Sure, Maxwell would be furious. He might cut off the payouts from her trust fund, but the income and prestige from winning a huge settlement might yield more than that loss.

Highlighting passages in a text about patent law, Penny said, “I was afraid you’d died in your bed.”

“Only about three thousand times,” Monique quipped.

“Have you used the douche?” asked Penny.

Monique was peeling the top off a cup of yogurt and stirring it with a spoon.

“When you do,” Penny continued, “read the directions. Make sure you use imported champagne, not domestic sparkling wine. Definitely do not use brut. And the temperature must be between forty and fifty degrees Fahrenheit.” She wondered whether this was how Max had felt when he was coaching her.

Jotting a citation in the margin of a page, she felt like Maxwell. Without meeting Monique’s curious gaze she said, “When you use product number thirty-nine, start with the oscillations
at fifteen bpm and slowly dial them up to forty-five bpm.
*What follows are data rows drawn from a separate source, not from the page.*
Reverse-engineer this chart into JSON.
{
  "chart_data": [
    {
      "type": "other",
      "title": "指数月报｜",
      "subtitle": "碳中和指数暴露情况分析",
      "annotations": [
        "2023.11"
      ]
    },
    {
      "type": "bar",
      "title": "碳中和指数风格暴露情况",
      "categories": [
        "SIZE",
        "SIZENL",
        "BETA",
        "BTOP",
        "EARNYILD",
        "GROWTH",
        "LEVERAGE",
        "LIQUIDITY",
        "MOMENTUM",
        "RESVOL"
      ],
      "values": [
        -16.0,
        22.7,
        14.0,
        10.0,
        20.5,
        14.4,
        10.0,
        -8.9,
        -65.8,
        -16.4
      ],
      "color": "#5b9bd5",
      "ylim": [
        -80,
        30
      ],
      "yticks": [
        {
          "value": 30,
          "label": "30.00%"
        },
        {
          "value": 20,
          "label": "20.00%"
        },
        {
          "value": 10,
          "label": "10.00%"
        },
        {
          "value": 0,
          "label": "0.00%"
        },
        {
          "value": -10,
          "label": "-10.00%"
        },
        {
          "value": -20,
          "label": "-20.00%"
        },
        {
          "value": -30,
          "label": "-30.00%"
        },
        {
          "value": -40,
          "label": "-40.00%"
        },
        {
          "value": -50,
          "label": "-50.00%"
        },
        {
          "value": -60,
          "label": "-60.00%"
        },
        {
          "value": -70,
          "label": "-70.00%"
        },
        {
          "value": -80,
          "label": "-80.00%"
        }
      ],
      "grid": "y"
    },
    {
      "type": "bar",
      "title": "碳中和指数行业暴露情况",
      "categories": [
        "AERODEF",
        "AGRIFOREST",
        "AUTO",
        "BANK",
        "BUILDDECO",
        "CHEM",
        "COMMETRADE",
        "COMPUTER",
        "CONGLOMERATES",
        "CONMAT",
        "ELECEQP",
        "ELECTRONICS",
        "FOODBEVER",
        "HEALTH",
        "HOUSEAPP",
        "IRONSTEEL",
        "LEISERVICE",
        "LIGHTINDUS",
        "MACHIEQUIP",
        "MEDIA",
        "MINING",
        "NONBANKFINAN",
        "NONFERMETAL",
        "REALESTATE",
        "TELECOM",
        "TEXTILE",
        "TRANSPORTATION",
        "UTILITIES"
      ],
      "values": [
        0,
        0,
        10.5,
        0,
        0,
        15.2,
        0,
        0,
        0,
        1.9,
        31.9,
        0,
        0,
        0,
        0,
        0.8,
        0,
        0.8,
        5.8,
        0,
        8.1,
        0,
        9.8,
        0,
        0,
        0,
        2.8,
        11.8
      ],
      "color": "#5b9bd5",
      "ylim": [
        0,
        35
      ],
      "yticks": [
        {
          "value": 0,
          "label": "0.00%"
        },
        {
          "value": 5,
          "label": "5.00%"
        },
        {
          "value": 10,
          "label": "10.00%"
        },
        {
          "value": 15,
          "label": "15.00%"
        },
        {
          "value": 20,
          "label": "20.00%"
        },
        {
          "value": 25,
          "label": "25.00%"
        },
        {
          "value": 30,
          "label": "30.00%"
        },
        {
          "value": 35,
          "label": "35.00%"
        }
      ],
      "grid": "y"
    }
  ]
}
After that, you’ll maintain the best effects by alternating between twenty-seven-point-five and thirty-five-point-five.”

Monique was impressed. She’d yet to eat a spoonful. She kicked a chair back from the table and lowered herself into the seat. “What’s product number …?”

Penny completed the sentence. “The Happy Honey Ball.” She asked, “Do you know where your urethral sponge is?”

“In the bathroom?” Monique ventured. “On the shelf next to the tub?”

Penny gave her a wilting glance. “Did you buy a pair of those awful Peruvian married stones?”

“Of what?”

“Good,” Penny confirmed, remembering the miserable scene where Alouette had come to her rescue in the restaurant. “Don’t.”

Monique set her yogurt on the table, careful not to cover any of Penny’s study materials. “You sound as if you designed this stuff.”

Penny thought, but didn’t say,
I sort of did invent them
. Her resentment toward her housemate dwindled. Life was too short. A few days of physical indulgence wouldn’t kill Monique. It was pleasure without affection; she’d recognize that and outgrow it. “Listen up,” Penny said. “When you use the Daisy Love Wand, keep in mind the coefficient of friction and only use it with the Glassy Glide Cream.”

The expression on Monique’s face was one of complete bewilderment. “This shit,” she marveled, “is going to change the fabric of society.”

Tearing a blank page from her legal pad, Penny went to work with a pen. “Don’t worry,” she said. “I’m writing this all down.”